We evaluated the proposed method, swLRMC, using multi-modal data for the ADNI database. We evaluated two versions of swLRMC: (1) swLRMC on the original feature matrix without removing any features, and (2) swLRMC on feature-selected matrix (fs-swLRMC) by discarding the features that were selected less than 50 % of the time in stability selection. We compared our methods with two baseline LRMC methods: (1) LRMC without feature selection, and (2) LRMC with sparse feature selection (fs-LRMC). The hyper-parameters \(\mu ,\lambda _1,\lambda _2\) for all methods were selected automatically using Bayesian hyper-parameter optimization [1] in the ranges of \(\{10^{-6},\cdots , 10^{-2}\}\), \(\{10^{-4},\cdots , 10^{-1}\}\), and \(\{10^{-4},\cdots , 10^{-1}\}\), respectively. For sparse feature selection, we used the SLEP packageFootnote 4 and performed 5-fold cross validation on the training data to select the best hyper-parameter.

Since the dataset we used was unbalanced, we used the F-score and the area under the ROC curve (AUC) to measure the classification performance, and correlation coefficient (CC) to measure the accuracy of conversion time prediction. All the results reported are the averages of 10 repetitions of 10-fold cross validation. The results shown in Fig. 2 indicate that swLRMC (blue bars) performs consistently better than baseline LRMC (orange bar), for all the performance metrics and modality combinations. It is worth noting that swLRMC and fs-swLRMC seem to be performing almost equally well, but fs-swLRMC is faster in computation, due to its smaller matrix size during imputation. It is also interesting to see that swLRMC performs better than fs-LRMC in terms of F-score and CC values, indicating that penalizing less discriminative features is better than removing them. Another encouraging observation is that swLRMC is less sensitive to “noisy” features in the multi-modal data. This can be seen in MRI+PET combination, where performance of LRMC drops, compared to the case where only MRI is used, whereas the performance of swLRMC improves. A similar pattern can be observed for MRI+PET+Cli, where LRMC performs poorer than MRI+Cli case, whereas swLRMC maintains its performance.

Fig. 2.
figure 2

Comparisons between the baseline LRMC and the proposed swLRMC methods using multi-modal data. The first two plots: pMCI/sMCI classification results (first target), the last plot: conversion time prediction results (second target). Error bars: standard deviations, *: statistically significant.

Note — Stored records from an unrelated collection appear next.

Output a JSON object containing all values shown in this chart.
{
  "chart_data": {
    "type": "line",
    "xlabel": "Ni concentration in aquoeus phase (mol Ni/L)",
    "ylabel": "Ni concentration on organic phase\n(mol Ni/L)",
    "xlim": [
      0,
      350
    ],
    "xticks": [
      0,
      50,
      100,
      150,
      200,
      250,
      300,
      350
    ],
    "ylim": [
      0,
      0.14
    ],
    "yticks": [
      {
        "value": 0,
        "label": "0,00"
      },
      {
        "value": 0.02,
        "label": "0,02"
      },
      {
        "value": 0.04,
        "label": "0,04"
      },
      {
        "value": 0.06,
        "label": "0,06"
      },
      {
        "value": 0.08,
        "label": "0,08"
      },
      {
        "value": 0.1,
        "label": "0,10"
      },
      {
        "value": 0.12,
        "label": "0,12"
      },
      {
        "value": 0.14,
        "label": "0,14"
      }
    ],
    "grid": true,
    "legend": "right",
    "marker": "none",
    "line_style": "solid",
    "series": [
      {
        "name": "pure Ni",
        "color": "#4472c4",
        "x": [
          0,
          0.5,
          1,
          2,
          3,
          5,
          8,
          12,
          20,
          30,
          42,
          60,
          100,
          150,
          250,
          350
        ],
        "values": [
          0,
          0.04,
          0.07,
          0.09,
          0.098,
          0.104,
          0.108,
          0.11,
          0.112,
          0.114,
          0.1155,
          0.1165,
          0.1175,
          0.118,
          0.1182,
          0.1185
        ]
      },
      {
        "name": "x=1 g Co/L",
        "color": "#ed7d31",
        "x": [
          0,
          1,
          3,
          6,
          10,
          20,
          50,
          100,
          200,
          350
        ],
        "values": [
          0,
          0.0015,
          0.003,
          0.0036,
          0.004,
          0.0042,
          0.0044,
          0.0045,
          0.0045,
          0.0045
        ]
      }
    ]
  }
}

We also show in Table 2 a comparison of swLRMC with two methods that works with incomplete dataset: (1) incomplete data multi-task learning [12], and (2) Ingalhalikar’s ensemble method [5]. We selected the best hyper-parameters for these methods using 5-fold cross validation. We used logistic loss and mean-square loss function for classification and regression, respectively, for [12]. The highest score for each category is highlighted in bold. The results show that swLRMC outperforms both methods in F-score and CC for all the combinations of modalities. In terms of AUC, swLRMC gives comparable performance.

To test the significance of the results, we perform paired t-test between the best result and the other results in each category. The outcomes of the paired t-test are included in Fig. 2 and Table 2, where statistically significantly difference results in comparison with the best method, at 95 % confidence level, are marked with asterisks. The results show that the improvement of the proposed method is statistically significant in terms of F-score and CC values, in all the combinations of multi-modal data.

Table 2. Comparison with [12] and [5]. Bold: Best results, *: Statistically significant.

5 Conclusion

We have demonstrated that the proposed method, swLRMC, which explicitly considers feature importance and modality reliability using stability weighting procedure, outperforms conventional LRMC, fs-LRMC, and two state-of-the-art methods that were designed for incomplete multi-modal data. Experimental results show that our proposed method is effective when dealing with incomplete multi-modal data, where not all the feature values are equally important.